The congresswoman sponsored a bill last year that would have barred oil and gas leasing within a 10-mile buffer around Chaco Culture National Historical Park in New Mexico, and she criticized — along with other members of the New Mexico delegation like Udall and Sen. Martin Heinrich (D) — the Trump administration’s consideration of updating management plans that would allow oil and gas leasing near its current borders.

New Mexico Gov. Michelle Lujan-Grisham (D). Photo credit: Office of the Governor
New Mexico Gov. Michelle Lujan-Grisham (D) | Office of the Governor

Sgamma, president of the Western Energy Alliance, said that while it’s an "important" step to have a Native American at the helm of Interior, Haaland has at times sidelined Native voices that support energy development or depend on energy royalties.

She said that Haaland’s leadership at Interior could be more moderate than anticipated, as she would maintain a close relationship with New Mexico Gov. Michelle Lujan Grisham (D).

Lujan Grisham said during the 2019 presidential primary that she would seek exemption for the state should a fracking ban be imposed by the next administration. The governor, an advocate for methane pollution controls, is largely supportive of the oil and gas industry, which funds much of the state.

Haaland represents a district in and around Albuquerque, while the state’s booming oil and gas operations are largely in the rural counties of the southeast and the mix of private, federal and Indian land in the northwest of the state.

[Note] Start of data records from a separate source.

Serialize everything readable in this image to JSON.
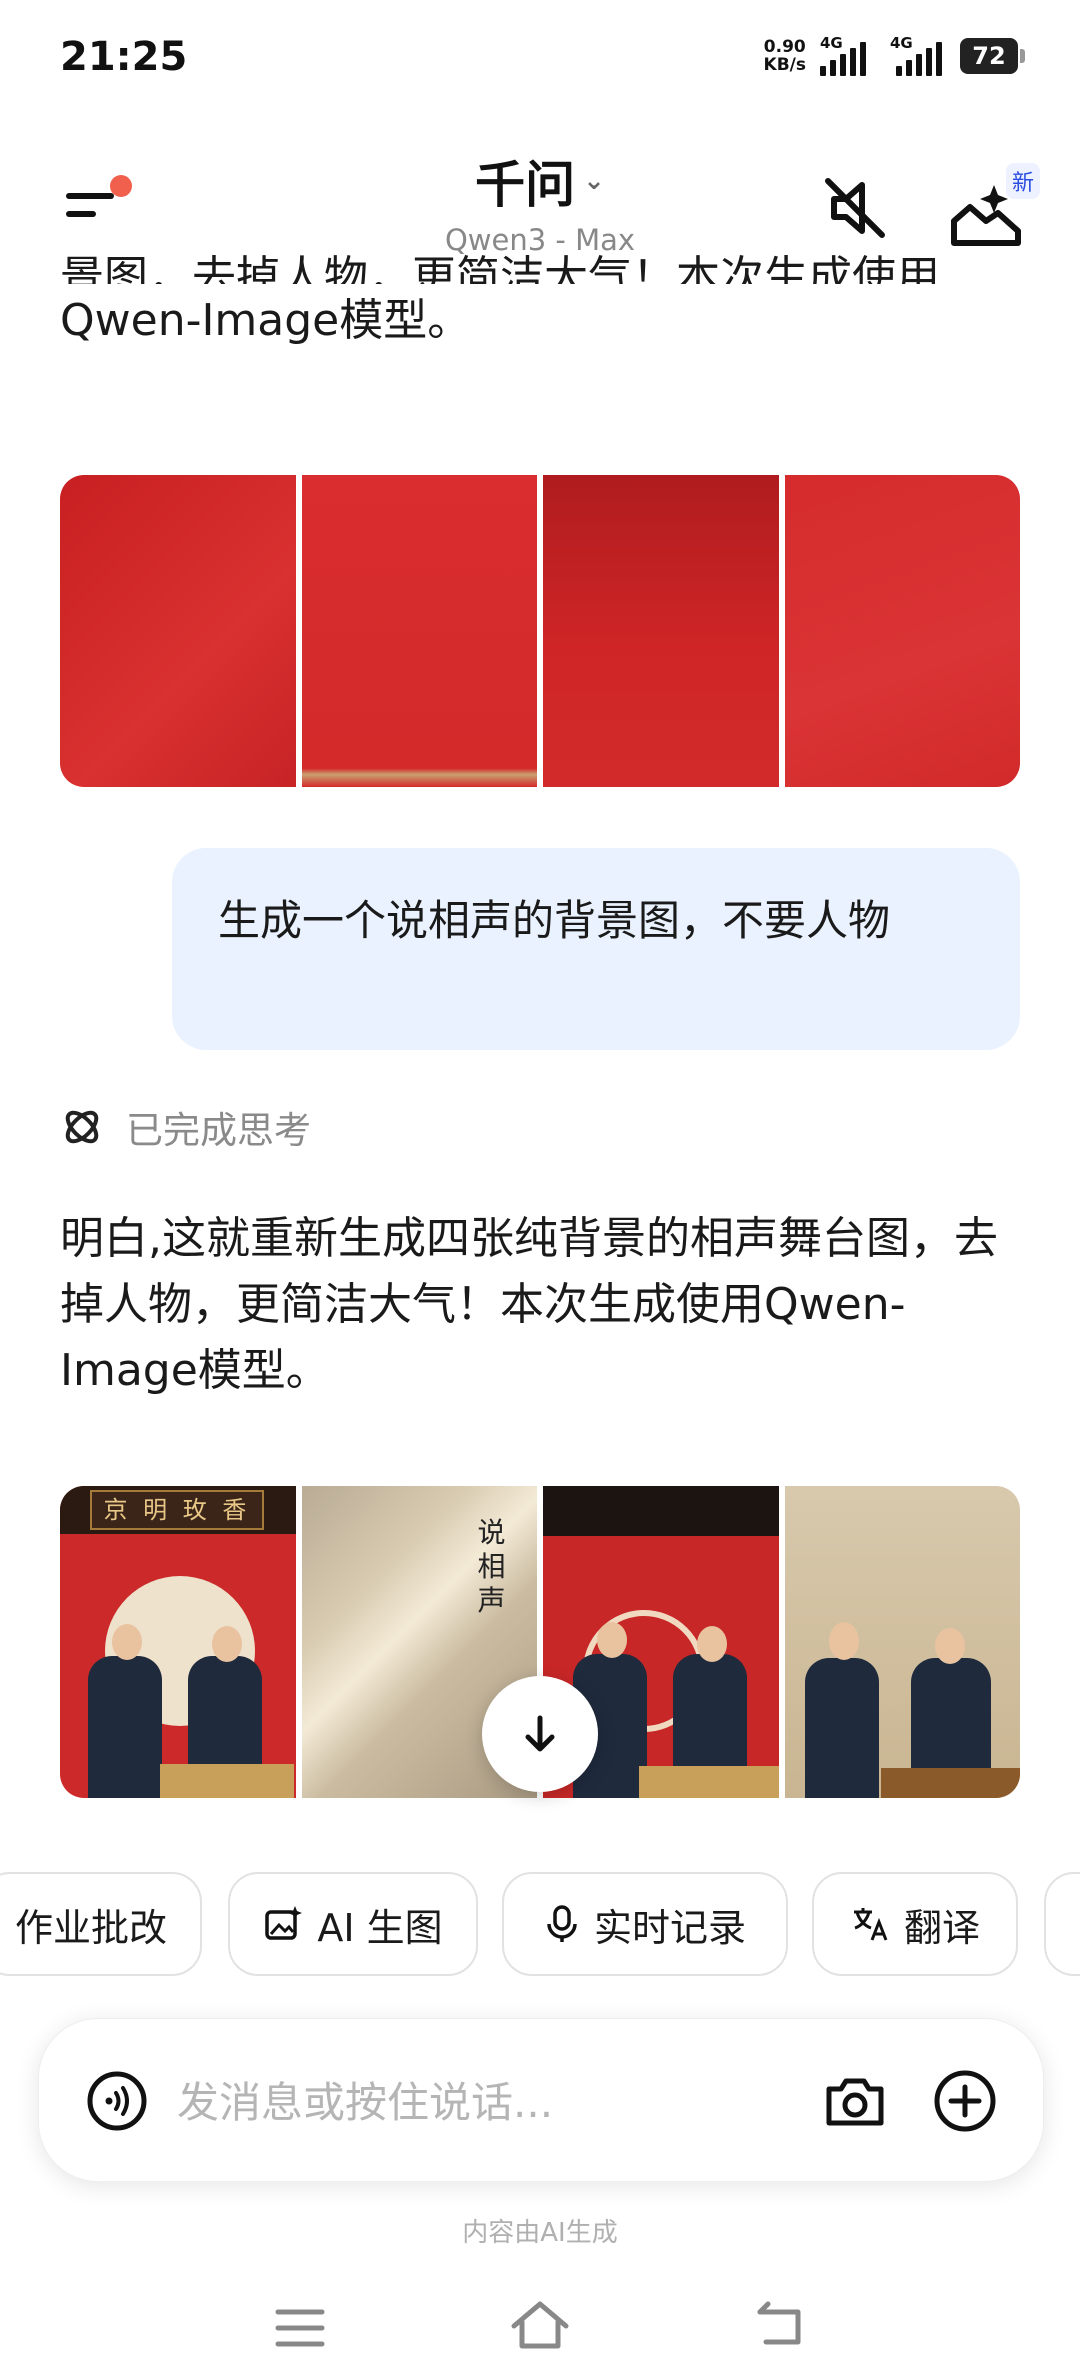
{
  "status_bar": {
    "time": "21:25",
    "net_speed_value": "0.90",
    "net_speed_unit": "KB/s",
    "signal1_label": "4G",
    "signal2_label": "4G",
    "battery": "72"
  },
  "header": {
    "title": "千问",
    "model": "Qwen3 - Max",
    "new_badge": "新"
  },
  "chat": {
    "prev_text_partial": "景图，去掉人物，更简洁大气！本次生成使用",
    "prev_text_line2": "Qwen-Image模型。",
    "user_message": "生成一个说相声的背景图，不要人物",
    "thinking_label": "已完成思考",
    "assistant_text": "明白,这就重新生成四张纯背景的相声舞台图，去掉人物，更简洁大气！本次生成使用Qwen-Image模型。",
    "image2_sign": "京 明 玫 香",
    "image2_vertical": "说相声"
  },
  "chips": [
    {
      "label": "作业批改",
      "icon": ""
    },
    {
      "label": "AI 生图",
      "icon": "image-sparkle-icon"
    },
    {
      "label": "实时记录",
      "icon": "microphone-icon"
    },
    {
      "label": "翻译",
      "icon": "translate-icon"
    }
  ],
  "input": {
    "placeholder": "发消息或按住说话..."
  },
  "footer_note": "内容由AI生成",
  "colors": {
    "accent_dot": "#f0604d",
    "bubble_bg": "#e9f2fe",
    "stage_red": "#d42a2a"
  }
}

The New Mexico Oil and Gas Association was quick to note the importance of the industry in its statement on Haaland yesterday.

"The policies enacted by the next Interior Secretary and administration will have enormous impact on our state and will determine how our much or little our state is able to support critical needs like public schools, healthcare, and first responders," NMOGA Executive Director Ryan Flynn said in a statement, expressing hope that Haaland would remember the importance of the industry to New Mexicans.